Robert Staats, Geschäftsführer der beklagten VG Wort, wies abschließend auf die Bedeutung des Verfahrens hin: „Es geht um ein jahrzehntelang funktionierendes System einer Solidargemeinschaft.“ Es sei daher wichtig, das Verfahren noch einmal dem Europäischen Gerichtshof vorzulegen, um zu verhindern, dass dieses intakte System zerstört wird.

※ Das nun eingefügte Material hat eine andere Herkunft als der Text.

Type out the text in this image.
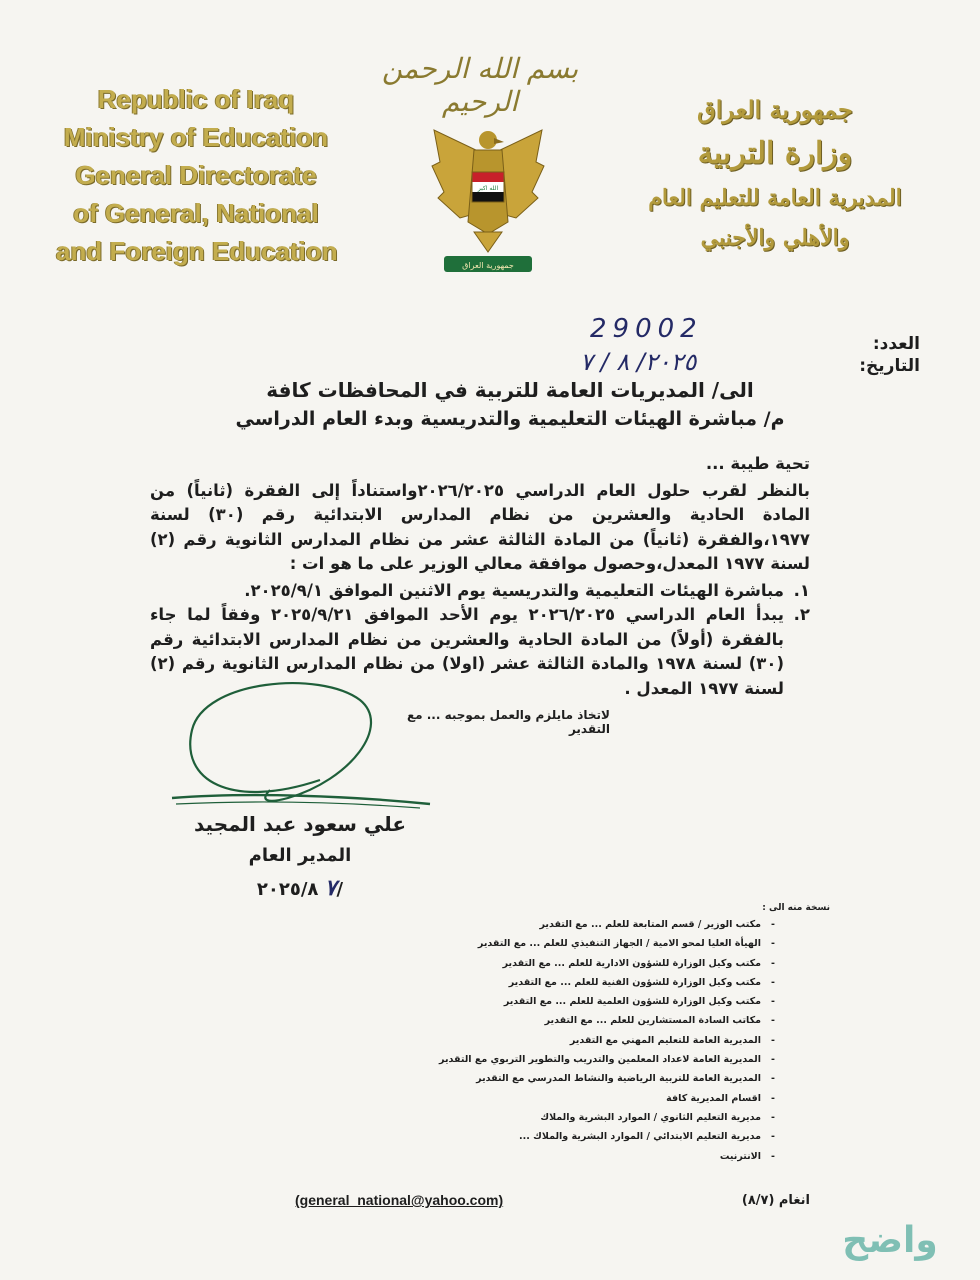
بسم الله الرحمن الرحيم
Republic of Iraq
Ministry of Education
General Directorate
of General, National
and Foreign Education
الله اكبر
جمهورية العراق
جمهورية العراق
وزارة التربية
المديرية العامة للتعليم العام
والأهلي والأجنبي
29002	العدد:
٢٠٢٥/ ٨ / ٧	التاريخ:
الى/ المديريات العامة للتربية في المحافظات كافة
م/ مباشرة الهيئات التعليمية والتدريسية وبدء العام الدراسي

تحية طيبة ...

بالنظر لقرب حلول العام الدراسي ٢٠٢٦/٢٠٢٥واستناداً إلى الفقرة (ثانياً) من المادة الحادية والعشرين من نظام المدارس الابتدائية رقم (٣٠) لسنة ١٩٧٧،والفقرة (ثانياً) من المادة الثالثة عشر من نظام المدارس الثانوية رقم (٢) لسنة ١٩٧٧ المعدل،وحصول موافقة معالي الوزير على ما هو ات :

١.
مباشرة الهيئات التعليمية والتدريسية يوم الاثنين الموافق ٢٠٢٥/٩/١.
٢.
يبدأ العام الدراسي ٢٠٢٦/٢٠٢٥ يوم الأحد الموافق ٢٠٢٥/٩/٢١ وفقاً لما جاء بالفقرة (أولاً) من المادة الحادية والعشرين من نظام المدارس الابتدائية رقم (٣٠) لسنة ١٩٧٨ والمادة الثالثة عشر (اولا) من نظام المدارس الثانوية رقم (٢) لسنة ١٩٧٧ المعدل .
لاتخاذ مايلزم والعمل بموجبه ... مع التقدير
علي سعود عبد المجيد
المدير العام
٧ ٢٠٢٥/٨/
نسخة منه الى :
-
مكتب الوزير / قسم المتابعة للعلم ... مع التقدير
-
الهيأة العليا لمحو الامية / الجهاز التنفيذي للعلم ... مع التقدير
-
مكتب وكيل الوزارة للشؤون الادارية للعلم ... مع التقدير
-
مكتب وكيل الوزارة للشؤون الفنية للعلم ... مع التقدير
-
مكتب وكيل الوزارة للشؤون العلمية للعلم ... مع التقدير
-
مكاتب السادة المستشارين للعلم ... مع التقدير
-
المديرية العامة للتعليم المهني مع التقدير
-
المديرية العامة لاعداد المعلمين والتدريب والتطوير التربوي مع التقدير
-
المديرية العامة للتربية الرياضية والنشاط المدرسي مع التقدير
-
اقسام المديرية كافة
-
مديرية التعليم الثانوي / الموارد البشرية والملاك
-
مديرية التعليم الابتدائي / الموارد البشرية والملاك ...
-
الانترنيت
(general_national@yahoo.com)	انغام (٨/٧)
واضح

Der Vorsitzende Richter Professor Büscher bekräftigte in seinem Schlusswort, man werde „keine wirtschafts- und rechtspolitische Entscheidung treffen“. Am 21. April, wenn die Entscheidung verkündet wird, wird man mehr wissen.

Chronik der Ereignisse

Februar 1958
Die VG Wort wird als gemeinsame Verwertungsgesellschaft von Autoren und Verlagen gegründet. Ihre Satzung sieht vor, dass die ihr übertragenen Rechte gemeinsam ausgeübt werden. Ihre Auftrag­geber sind etwa 400.000 Autoren und rund 11.000 Verlage.

Dezember 2011
Martin Vogel klagt gegen die VG Wort. Der Jurist und Wissenschaftsautor hält die Verteilungspraxis aus gesetzlichen Vergütungsansprüchen zwischen Urhebern und Verlagen für unrechtmäßig.

Mai 2012
Das Landgericht München folgt dem Kläger Martin Vogel und erklärt die Verteilungspraxis der
VG Wort für unvereinbar mit dem Leistungsprinzip.

Oktober 2013
Das Oberlandesgericht München folgt der Argumention in der Berufungsinstanz.

Oktober 2013
Die VG Wort legt gegen diese Entscheidung Revision beim Bundesgerichtshof (BGH) ein.

Dezember 2014
Mündliche Verhandlung des Vogel-Falls vor dem Bundesgerichtshof. Das Verfahren wird ausgesetzt bis zu einer Entscheidung des Europäischen Gerichtshofs (EuGH) in der Sache Hewlett Packard / Reprobel.

März 2015
Die VG Wort entscheidet, die Ausschüttungen an Verlage wegen der beim BGH und beim EuGH anhängigen Verfahren auszusetzen. Bereits die Zahlungen von 2012 und 2013 stellte die VG Wort wegen des schwebenden Verfahrens nur noch unter Vorbehalt.

12. November 2015
Der Europäische Gerichtshof (EuGH) hat sein Urteil verkündet – und Verlage darin nicht als Rechteinhaber im Sinne der wichtigsten europäischen Urheberrechtlinie (InfoSoc-Richtlinie 2001/29/EG) eingestuft. 

10. März 2016
Der BGH verhandelt die Klage von Martin Vogel; der I. Zivilsenat kündigt die Verkündung einer Entscheidung für den 21. April 2016 an.